Question

A question about RNASeq experiment design

0

Entering edit mode

7.5 years ago

nazaninhoseinkhan ▴ 520

Dear all,

I want to design an RNASeq project on cancer. The major goal of this project is to find a list of differential expressed genes between cancer and normal tissues.

In most data sets, deposited data consists of cancerous tissues along with adjacent normal tissues belong to the same patient.

Now my question is: is it possible to compare the cancer tissue of a number of patients with normal tissues belonging to completely normal individuals? Is this comparison biologically meaningful?

I will appreciate any help in advance

Nazanin

rna-seq experiment design • 1.9k views

ADD COMMENT • link updated 7.5 years ago by Michele Busby ★ 2.2k • written 7.5 years ago by nazaninhoseinkhan ▴ 520

0

Entering edit mode

Dear Nazanin, Hi.

I guess in this case you need multiple biological replications for normal humans to decrease the bias of individual variation of gene expression (and maybe your next question would be about "to pool or not to pool ?").

The candidate genes that you aimed for may influence your designe, too. If you are searching for up-regulated or down-regulated new gene(s), minimizing individual variation is more important.

You can also check the pipeline of some papers or database to see if their “primary tumor” and “solid tissue normal” were from same individuals or not.

~ Best

ADD REPLY • link 7.5 years ago by Farbod ★ 3.4k

1

Entering edit mode

Dear Farbod, Hi,

Thank you for your help

Regards

Nazanin

ADD REPLY • link 7.5 years ago by nazaninhoseinkhan ▴ 520

score 1 · Answer 1 · 2016-11-12

I don't know if a straight up differential expression analysis would work well here (e.g. some version of a t-test) but you may be able to do a more sophisticated analysis where you can compare your tumor data to your normal data by clustering it. There are many papers where people look for signatures of cancer this way. They usually require a lot of samples.

It is important, if you are going to be directly analyzing the data, to make sure that libraries of the cancer and the comparison normal data are all prepared in the same way. You would need to do a lot of extra normalizing if you want to mix data from a poly A TruSeq protocol with data from, e.g. a protocol that uses RiboZero.

Also, it is important to know that differences in sample handling can introduce big artifacts into the data. Fresh frozen tissue will usually be in better shape than FFPE samples but even then things like how long it took to process the tissue will affect the data. Without good handling the RNA will break up into alphabet soup. Then if you use a poly A protocol you will have a huge 3' bias because the 5' end is not longer joined to the poly A tail. This will show up in the data as length bias when you compare the samples and needs to be normalized out before analysis. This is an issue as the normal tissue is often from deceased donors and obviously it is difficult to just go in and take the tissue.

There are computational ways to smooth out these differences and get meaningful results. There are some in the GTex papers. But it is better to consider these things at the design phase so you can minimize them if possible.

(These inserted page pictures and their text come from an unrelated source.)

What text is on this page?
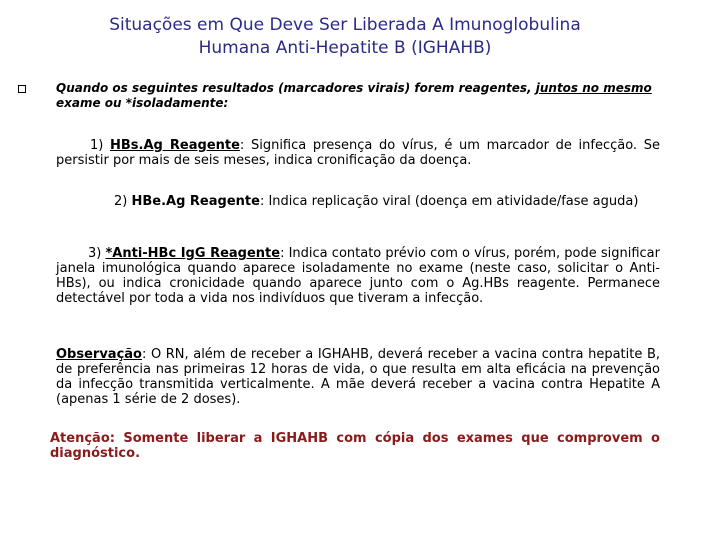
Situações em Que Deve Ser Liberada A Imunoglobulina
Humana Anti-Hepatite B (IGHAHB)

Quando os seguintes resultados (marcadores virais) forem reagentes, juntos no mesmo exame ou *isoladamente:

1) HBs.Ag Reagente: Significa presença do vírus, é um marcador de infecção. Se persistir por mais de seis meses, indica cronificação da doença.

2) HBe.Ag Reagente: Indica replicação viral (doença em atividade/fase aguda)

3) *Anti-HBc IgG Reagente: Indica contato prévio com o vírus, porém, pode significar janela imunológica quando aparece isoladamente no exame (neste caso, solicitar o Anti-HBs), ou indica cronicidade quando aparece junto com o Ag.HBs reagente. Permanece detectável por toda a vida nos indivíduos que tiveram a infecção.

Observação: O RN, além de receber a IGHAHB, deverá receber a vacina contra hepatite B, de preferência nas primeiras 12 horas de vida, o que resulta em alta eficácia na prevenção da infecção transmitida verticalmente. A mãe deverá receber a vacina contra Hepatite A (apenas 1 série de 2 doses).

Atenção: Somente liberar a IGHAHB com cópia dos exames que comprovem o diagnóstico.
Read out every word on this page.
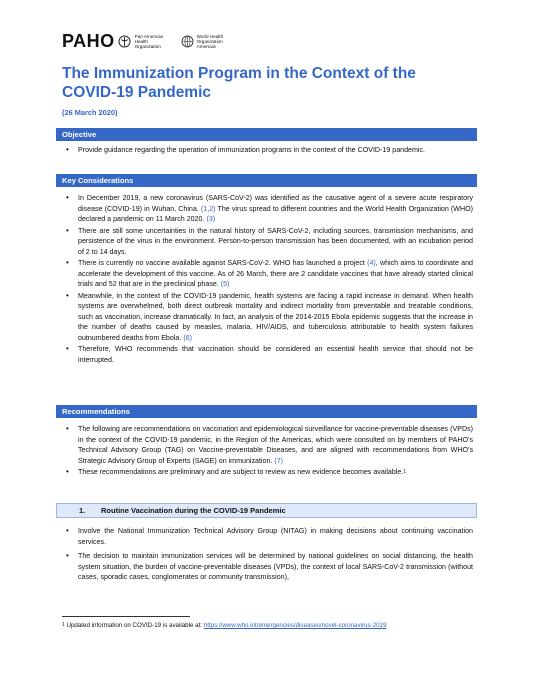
PAHO	Pan American
Health
Organization
World Health
Organization
Americas
The Immunization Program in the Context of the
COVID-19 Pandemic
(26 March 2020)
Objective
• Provide guidance regarding the operation of immunization programs in the context of the COVID-19 pandemic.
Key Considerations
• In December 2019, a new coronavirus (SARS-CoV-2) was identified as the causative agent of a severe acute respiratory disease (COVID-19) in Wuhan, China. (1,2) The virus spread to different countries and the World Health Organization (WHO) declared a pandemic on 11 March 2020. (3)
• There are still some uncertainties in the natural history of SARS-CoV-2, including sources, transmission mechanisms, and persistence of the virus in the environment. Person-to-person transmission has been documented, with an incubation period of 2 to 14 days.
• There is currently no vaccine available against SARS-CoV-2. WHO has launched a project (4), which aims to coordinate and accelerate the development of this vaccine. As of 26 March, there are 2 candidate vaccines that have already started clinical trials and 52 that are in the preclinical phase. (5)
• Meanwhile, in the context of the COVID-19 pandemic, health systems are facing a rapid increase in demand. When health systems are overwhelmed, both direct outbreak mortality and indirect mortality from preventable and treatable conditions, such as vaccination, increase dramatically. In fact, an analysis of the 2014-2015 Ebola epidemic suggests that the increase in the number of deaths caused by measles, malaria, HIV/AIDS, and tuberculosis attributable to health system failures outnumbered deaths from Ebola. (6)
• Therefore, WHO recommends that vaccination should be considered an essential health service that should not be interrupted.
Recommendations
• The following are recommendations on vaccination and epidemiological surveillance for vaccine-preventable diseases (VPDs) in the context of the COVID-19 pandemic, in the Region of the Americas, which were consulted on by members of PAHO’s Technical Advisory Group (TAG) on Vaccine-preventable Diseases, and are aligned with recommendations from WHO’s Strategic Advisory Group of Experts (SAGE) on immunization. (7)
• These recommendations are preliminary and are subject to review as new evidence becomes available.$^1$
1. Routine Vaccination during the COVID-19 Pandemic
• Involve the National Immunization Technical Advisory Group (NITAG) in making decisions about continuing vaccination services.
• The decision to maintain immunization services will be determined by national guidelines on social distancing, the health system situation, the burden of vaccine-preventable diseases (VPDs), the context of local SARS-CoV-2 transmission (without cases, sporadic cases, conglomerates or community transmission),
$^1$ Updated information on COVID-19 is available at: https://www.who.int/emergencies/diseases/novel-coronavirus-2019
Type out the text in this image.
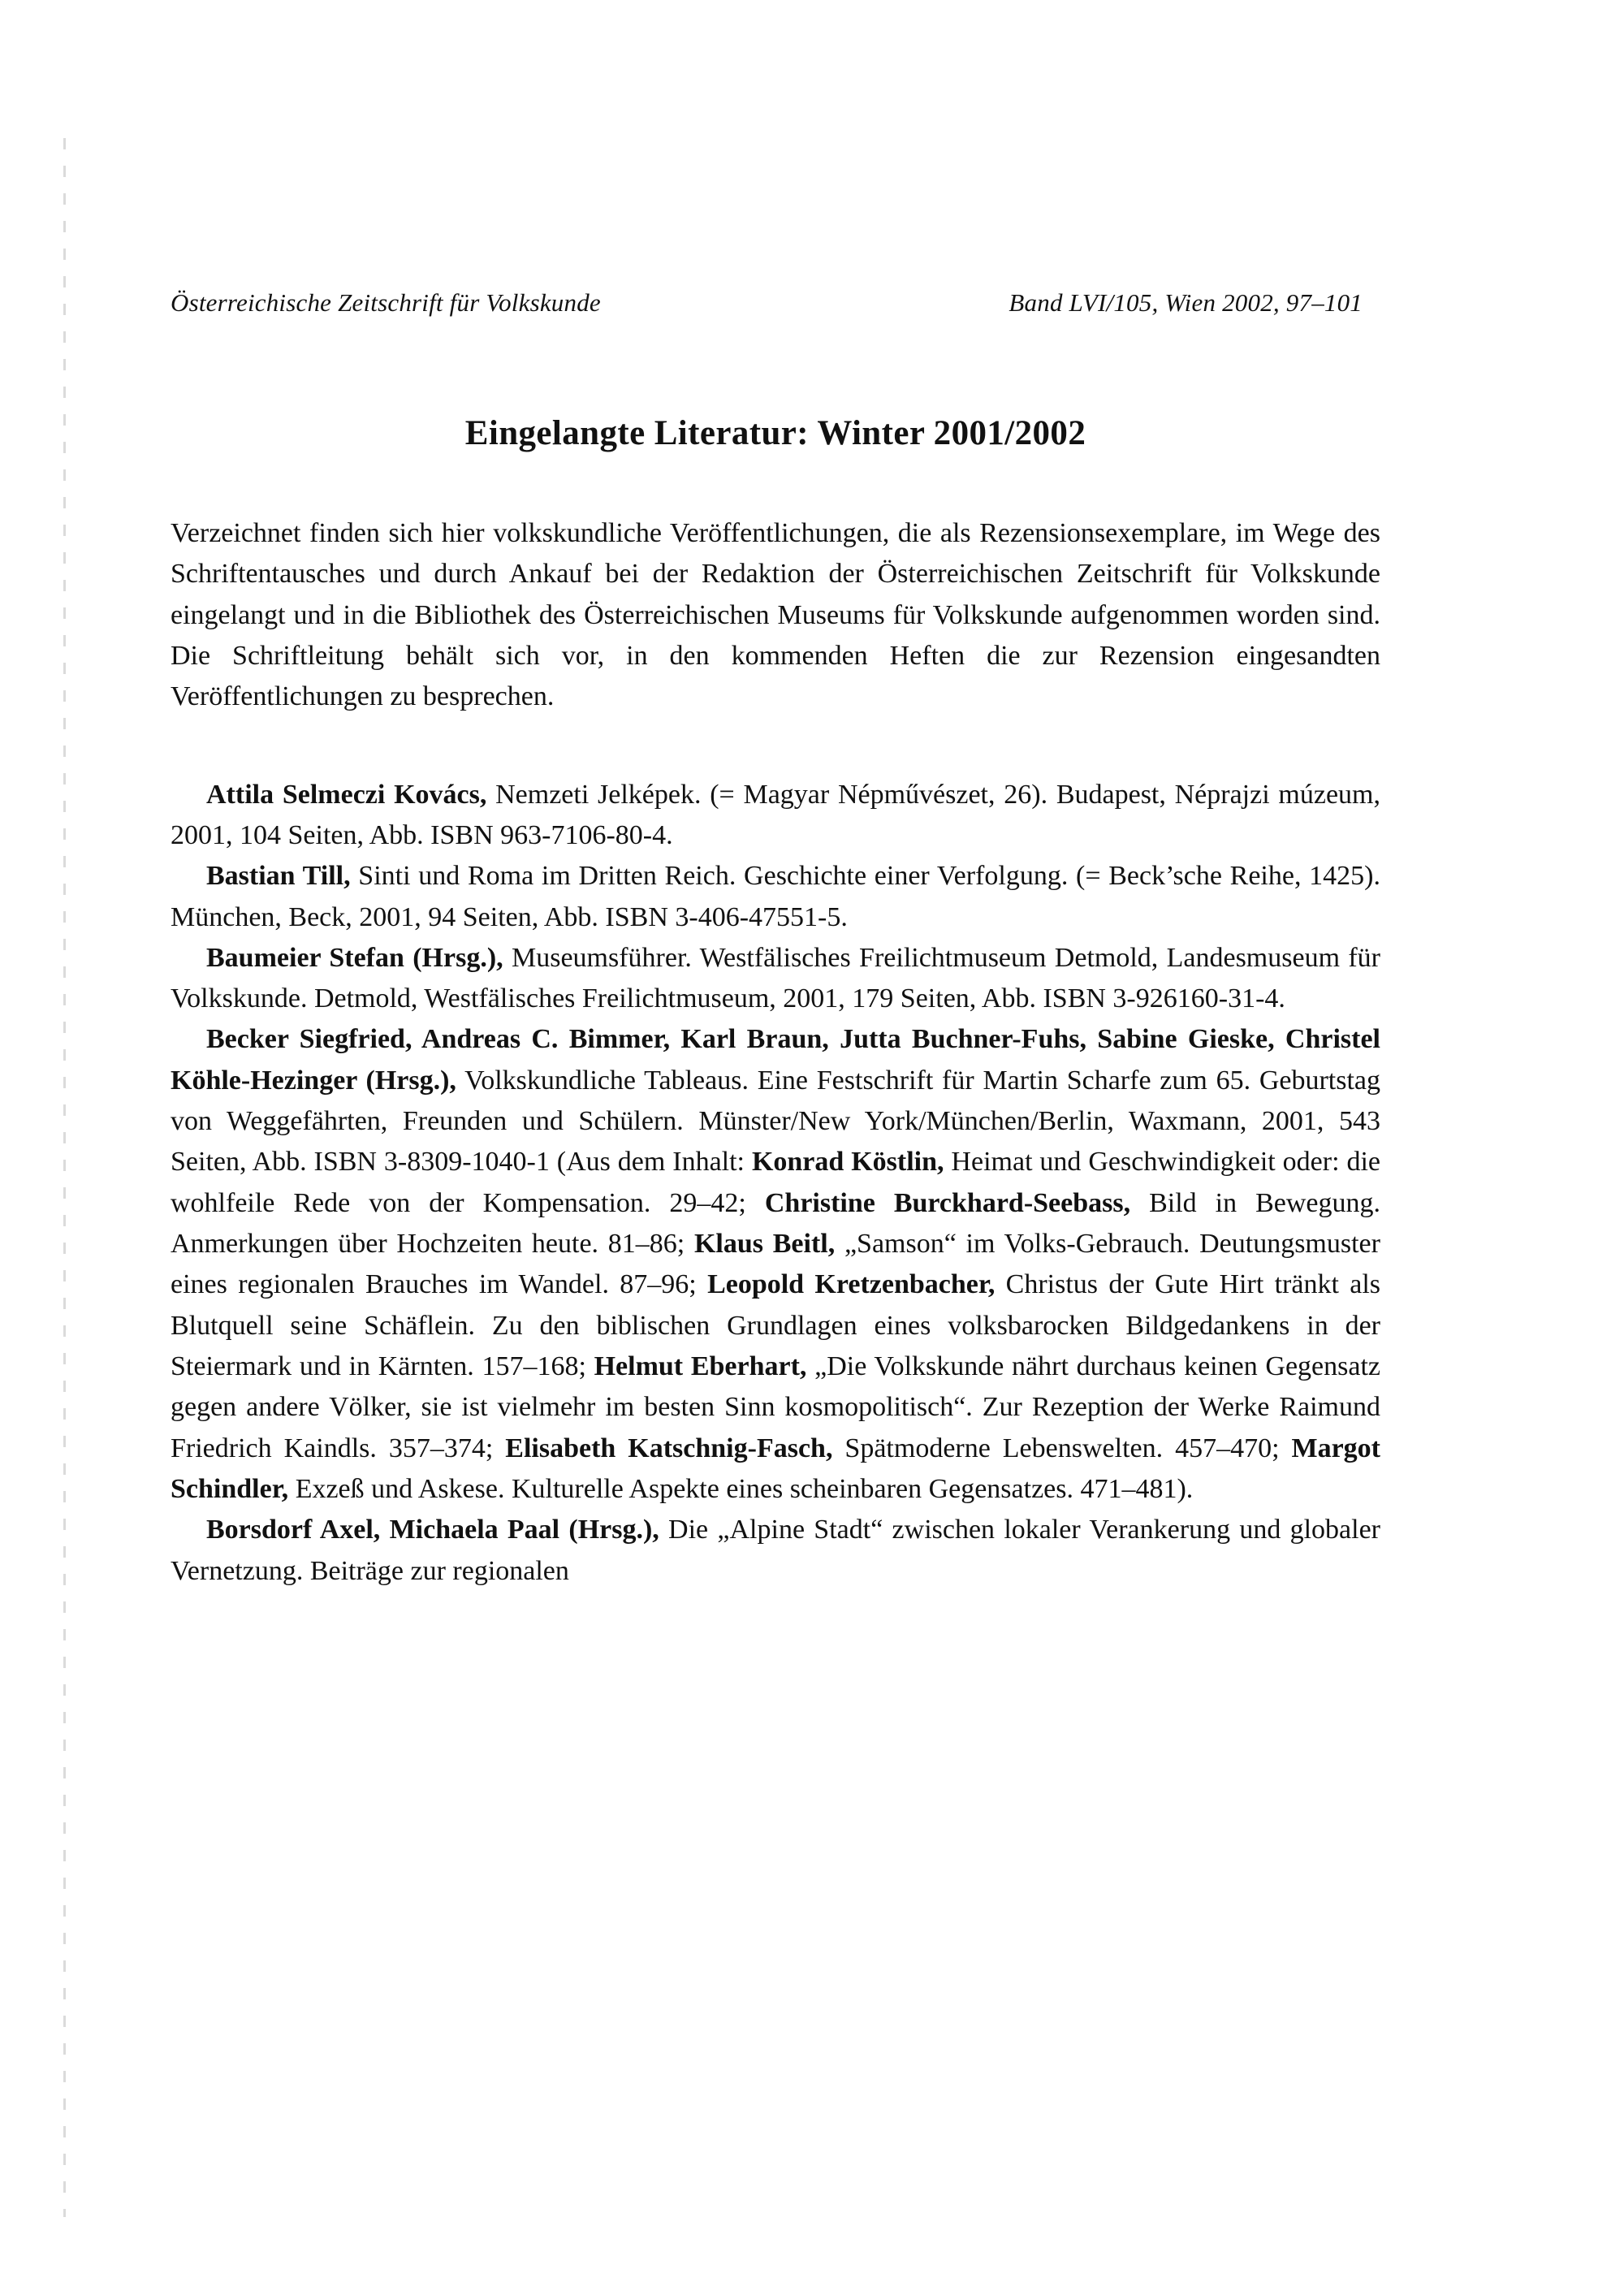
Österreichische Zeitschrift für Volkskunde	Band LVI/105, Wien 2002, 97–101
Eingelangte Literatur: Winter 2001/2002

Verzeichnet finden sich hier volkskundliche Veröffentlichungen, die als Rezensionsexemplare, im Wege des Schriftentausches und durch Ankauf bei der Redaktion der Österreichischen Zeitschrift für Volkskunde eingelangt und in die Bibliothek des Österreichischen Museums für Volkskunde aufgenommen worden sind. Die Schriftleitung behält sich vor, in den kommenden Heften die zur Rezension eingesandten Veröffentlichungen zu besprechen.

Attila Selmeczi Kovács, Nemzeti Jelképek. (= Magyar Népművészet, 26). Budapest, Néprajzi múzeum, 2001, 104 Seiten, Abb. ISBN 963-7106-80-4.

Bastian Till, Sinti und Roma im Dritten Reich. Geschichte einer Verfolgung. (= Beck’sche Reihe, 1425). München, Beck, 2001, 94 Seiten, Abb. ISBN 3-406-47551-5.

Baumeier Stefan (Hrsg.), Museumsführer. Westfälisches Freilichtmuseum Detmold, Landesmuseum für Volkskunde. Detmold, Westfälisches Freilichtmuseum, 2001, 179 Seiten, Abb. ISBN 3-926160-31-4.

Becker Siegfried, Andreas C. Bimmer, Karl Braun, Jutta Buchner-Fuhs, Sabine Gieske, Christel Köhle-Hezinger (Hrsg.), Volkskundliche Tableaus. Eine Festschrift für Martin Scharfe zum 65. Geburtstag von Weggefährten, Freunden und Schülern. Münster/New York/München/Berlin, Waxmann, 2001, 543 Seiten, Abb. ISBN 3-8309-1040-1 (Aus dem Inhalt: Konrad Köstlin, Heimat und Geschwindigkeit oder: die wohlfeile Rede von der Kompensation. 29–42; Christine Burckhard-Seebass, Bild in Bewegung. Anmerkungen über Hochzeiten heute. 81–86; Klaus Beitl, „Samson“ im Volks-Gebrauch. Deutungsmuster eines regionalen Brauches im Wandel. 87–96; Leopold Kretzenbacher, Christus der Gute Hirt tränkt als Blutquell seine Schäflein. Zu den biblischen Grundlagen eines volksbarocken Bildgedankens in der Steiermark und in Kärnten. 157–168; Helmut Eberhart, „Die Volkskunde nährt durchaus keinen Gegensatz gegen andere Völker, sie ist vielmehr im besten Sinn kosmopolitisch“. Zur Rezeption der Werke Raimund Friedrich Kaindls. 357–374; Elisabeth Katschnig-Fasch, Spätmoderne Lebenswelten. 457–470; Margot Schindler, Exzeß und Askese. Kulturelle Aspekte eines scheinbaren Gegensatzes. 471–481).

Borsdorf Axel, Michaela Paal (Hrsg.), Die „Alpine Stadt“ zwischen lokaler Verankerung und globaler Vernetzung. Beiträge zur regionalen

Finally, big numbers are you friend.

I assume that you have already looked through existing RNA Seq datasets to see if the data you need to answer you question already exists. You may also want to look at Oncomine. It also includes a lot of microarray studies and the data is pretty easy to interrogate. The cancer you are looking at might be in there. Existing datasets are also good for telling you how many replicates you are going to need.